Despite the valuable insights provided by this study, certain limitations remain. First, the relatively small sample size of tumor specimens may have affected the statistical power and external generalizability of the findings. Consequently, future studies are warranted to validate these results in larger and more diverse patient cohorts, thereby enhancing the robustness and reproducibility of the conclusions. Expanding the sample size would not only improve the statistical precision of the prognostic model but also strengthen its applicability across different patient populations.
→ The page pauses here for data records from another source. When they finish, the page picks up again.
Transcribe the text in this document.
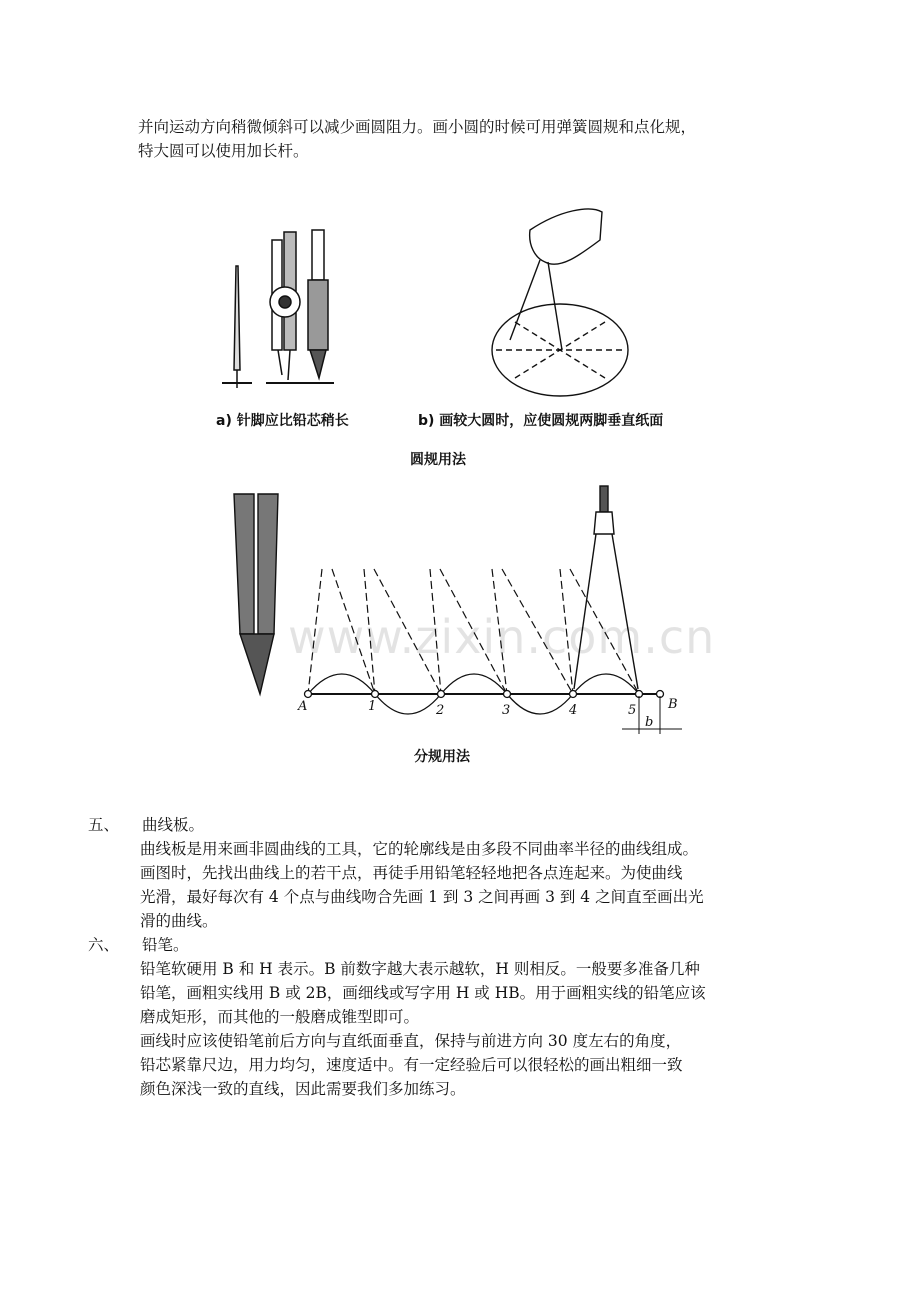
并向运动方向稍微倾斜可以减少画圆阻力。画小圆的时候可用弹簧圆规和点化规，
特大圆可以使用加长杆。
a) 针脚应比铅芯稍长	b) 画较大圆时，应使圆规两脚垂直纸面
圆规用法
A	1	2	3	4	5 B
b
www.zixin.com.cn
分规用法
五、 曲线板。
曲线板是用来画非圆曲线的工具，它的轮廓线是由多段不同曲率半径的曲线组成。
画图时，先找出曲线上的若干点，再徒手用铅笔轻轻地把各点连起来。为使曲线
光滑，最好每次有 4 个点与曲线吻合先画 1 到 3 之间再画 3 到 4 之间直至画出光
滑的曲线。
六、 铅笔。
铅笔软硬用 B 和 H 表示。B 前数字越大表示越软，H 则相反。一般要多准备几种
铅笔，画粗实线用 B 或 2B，画细线或写字用 H 或 HB。用于画粗实线的铅笔应该
磨成矩形，而其他的一般磨成锥型即可。
画线时应该使铅笔前后方向与直纸面垂直，保持与前进方向 30 度左右的角度，
铅芯紧靠尺边，用力均匀，速度适中。有一定经验后可以很轻松的画出粗细一致
颜色深浅一致的直线，因此需要我们多加练习。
Furthermore, this study lacks a validation model for external datasets. Future research should be able to conduct further external verification to enhance generalization. Finally, although this study identified key ARGs associated with EC prognosis and immune regulation, the experimental validation is relatively limited, their specific biological functions and underlying mechanisms remain insufficiently explored, which is an important limitation. Comprehensive functional analyses are needed to elucidate how these ARGs contribute to tumor progression, immune microenvironment modulation, and therapeutic resistance, thereby providing deeper insights into their potential as biomarkers or therapeutic targets. Addressing these limitations in future research will be essential for increasing the translational potential of the findings and advancing the scientific understanding of EC.

In conclusion, this study successfully established a novel risk prognostic model based on six ARGs, offering a valuable tool for stratifying EC patients according to survival outcomes and immune microenvironment characteristics. The model not only provides insights into the complex interactions between anoikis and EC but also enhances the ability to predict prognosis with high accuracy. Furthermore, a complementary nomogram model was constructed, demonstrating robust predictive capability for long-term survival in EC patients. Additionally, this research identified six candidate therapeutic agents—BIRB.0796, Camptothecin, CHIR99021, Methotrexate, PF-4708671, and Vorinostat—that exhibit sensitivity in EC patients and hold promise for improving clinical outcomes. These findings underscore the potential of personalized medicine approaches in optimizing therapeutic strategies for EC. By integrating gene transcriptomics, immunological, and pharmacological insights, this study lays the groundwork for developing more targeted treatment modalities. The risk model and its associated findings represent a step forward in the pursuit of precision oncology for EC, providing clinicians with actionable tools to enhance survival rates and therapeutic efficacy. Future investigations should focus on validating these models in larger, independent cohorts and exploring the mechanistic roles of the identified ARGs and therapeutic agents to further refine their clinical applicability.